Les infirmiers scolaires désertent

La profession souffrait déjà avant la crise sanitaire d'un manque d'attractivité et de mauvaises conditions de travail. En 2018, on dénombrait un infirmier pour 1300 élèves. Désormais, ce chiffre peut se hisser à 1 pour 1800 élèves dans un département comme la Seine-Saint-Denis.

Outre des conditions de travail difficiles, la profession dénonce une rémunération largement inférieure à celle proposée par les établissements de santé. Conséquence: 66% des infirmiers scolaires envisagent de changer de métier.

Face à cette pénurie, le gouvernement tente de rendre la profession plus attractive. Lors du Grenelle de l'éducation en 2021, une revalorisation de 400 euros annuels a été décidée. 

Pour autant, les revalorisations des salaires dans les établissements de Santé (à travers le Ségur de la Santé, soit 183 euros net par mois en plus) a provoqué d'importantes fuites car cette augmentation ne concernait pas les professionnels exerçant en milieu scolaire. En février dernier, un décret a permis de rétablir l'équité puisque ces professionnels oubliés du Ségur percevront bien cette augmentation.
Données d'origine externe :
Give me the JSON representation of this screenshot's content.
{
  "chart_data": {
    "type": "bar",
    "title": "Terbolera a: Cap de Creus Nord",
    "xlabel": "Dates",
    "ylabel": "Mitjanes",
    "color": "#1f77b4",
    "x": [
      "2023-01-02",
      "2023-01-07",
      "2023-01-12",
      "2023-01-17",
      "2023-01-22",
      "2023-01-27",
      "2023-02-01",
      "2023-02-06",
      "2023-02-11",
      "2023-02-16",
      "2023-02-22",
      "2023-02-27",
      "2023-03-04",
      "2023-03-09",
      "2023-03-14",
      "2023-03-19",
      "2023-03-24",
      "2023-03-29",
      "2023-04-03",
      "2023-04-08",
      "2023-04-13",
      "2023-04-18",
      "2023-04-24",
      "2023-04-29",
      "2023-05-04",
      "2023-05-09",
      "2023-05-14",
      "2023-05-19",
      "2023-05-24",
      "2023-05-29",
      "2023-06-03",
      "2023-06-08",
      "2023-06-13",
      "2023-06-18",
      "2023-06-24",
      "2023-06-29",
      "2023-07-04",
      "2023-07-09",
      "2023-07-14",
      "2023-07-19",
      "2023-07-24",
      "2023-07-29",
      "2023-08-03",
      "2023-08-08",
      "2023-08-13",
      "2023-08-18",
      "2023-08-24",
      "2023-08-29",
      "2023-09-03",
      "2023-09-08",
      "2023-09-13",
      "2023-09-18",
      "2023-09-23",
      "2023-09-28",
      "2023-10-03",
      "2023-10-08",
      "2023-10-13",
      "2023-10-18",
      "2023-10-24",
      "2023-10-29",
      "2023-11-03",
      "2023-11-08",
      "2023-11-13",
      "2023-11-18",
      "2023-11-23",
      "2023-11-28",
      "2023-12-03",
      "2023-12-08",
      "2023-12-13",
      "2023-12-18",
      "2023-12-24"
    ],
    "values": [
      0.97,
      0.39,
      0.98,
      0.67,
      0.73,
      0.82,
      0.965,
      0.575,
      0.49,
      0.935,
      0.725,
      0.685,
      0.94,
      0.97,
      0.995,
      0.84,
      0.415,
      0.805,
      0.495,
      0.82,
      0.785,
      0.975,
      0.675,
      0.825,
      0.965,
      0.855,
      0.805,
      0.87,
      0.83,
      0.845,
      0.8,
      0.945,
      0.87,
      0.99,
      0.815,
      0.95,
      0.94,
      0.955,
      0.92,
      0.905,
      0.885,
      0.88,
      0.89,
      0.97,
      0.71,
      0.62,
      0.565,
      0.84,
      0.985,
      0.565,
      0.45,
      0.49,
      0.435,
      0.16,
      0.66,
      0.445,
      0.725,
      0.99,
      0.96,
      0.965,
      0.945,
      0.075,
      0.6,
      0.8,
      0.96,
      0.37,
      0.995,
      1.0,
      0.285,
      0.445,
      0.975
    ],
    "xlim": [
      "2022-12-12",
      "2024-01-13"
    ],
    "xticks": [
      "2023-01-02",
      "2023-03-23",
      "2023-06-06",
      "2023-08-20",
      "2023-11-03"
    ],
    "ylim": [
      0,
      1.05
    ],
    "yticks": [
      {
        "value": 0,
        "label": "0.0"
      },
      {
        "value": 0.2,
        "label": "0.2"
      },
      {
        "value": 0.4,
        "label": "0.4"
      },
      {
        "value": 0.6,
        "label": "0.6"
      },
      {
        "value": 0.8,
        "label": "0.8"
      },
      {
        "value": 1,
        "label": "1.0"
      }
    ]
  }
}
Reste la question des créations de postes qui pour le moment n'est pas réglée.

Ramassage scolaire: il manque 15.000 conducteurs

De nombreux services de ramassages scolaires risquent en effet de ne pas fonctionner à la rentrée prochaine. En cause, le manque chronique de conducteurs de cars scolaires.

Selon la FNTV, la Fédération nationale des transports de voyageurs, il manque pas moins de 15.000 conducteurs dans la France entière (sur un effectif global de 100.000) contre 10.000 l'an passé. Toutes les régions sont concernées.

Les conditions de travail constituent le principal frein. La filière se démène pour faire bouger les lignes. Le gouvernement a abaissé l’âge d’accès au permis D à 18 ans au lieu de 20. Le secteur est également en train de revoir en profondeur la formation en créant de toutes pièces une filière d'apprentissage composé d'un nouveau CAP d’agent d’accueil et de conduite routière incluant le passage du permis D ainsi que l'installation de CFA.

Les salaires ont été revus à la hausse mais ça ne suffit pas. Près de 9 entreprises sur 10 du secteur éprouvent toujours des difficultés à recruter.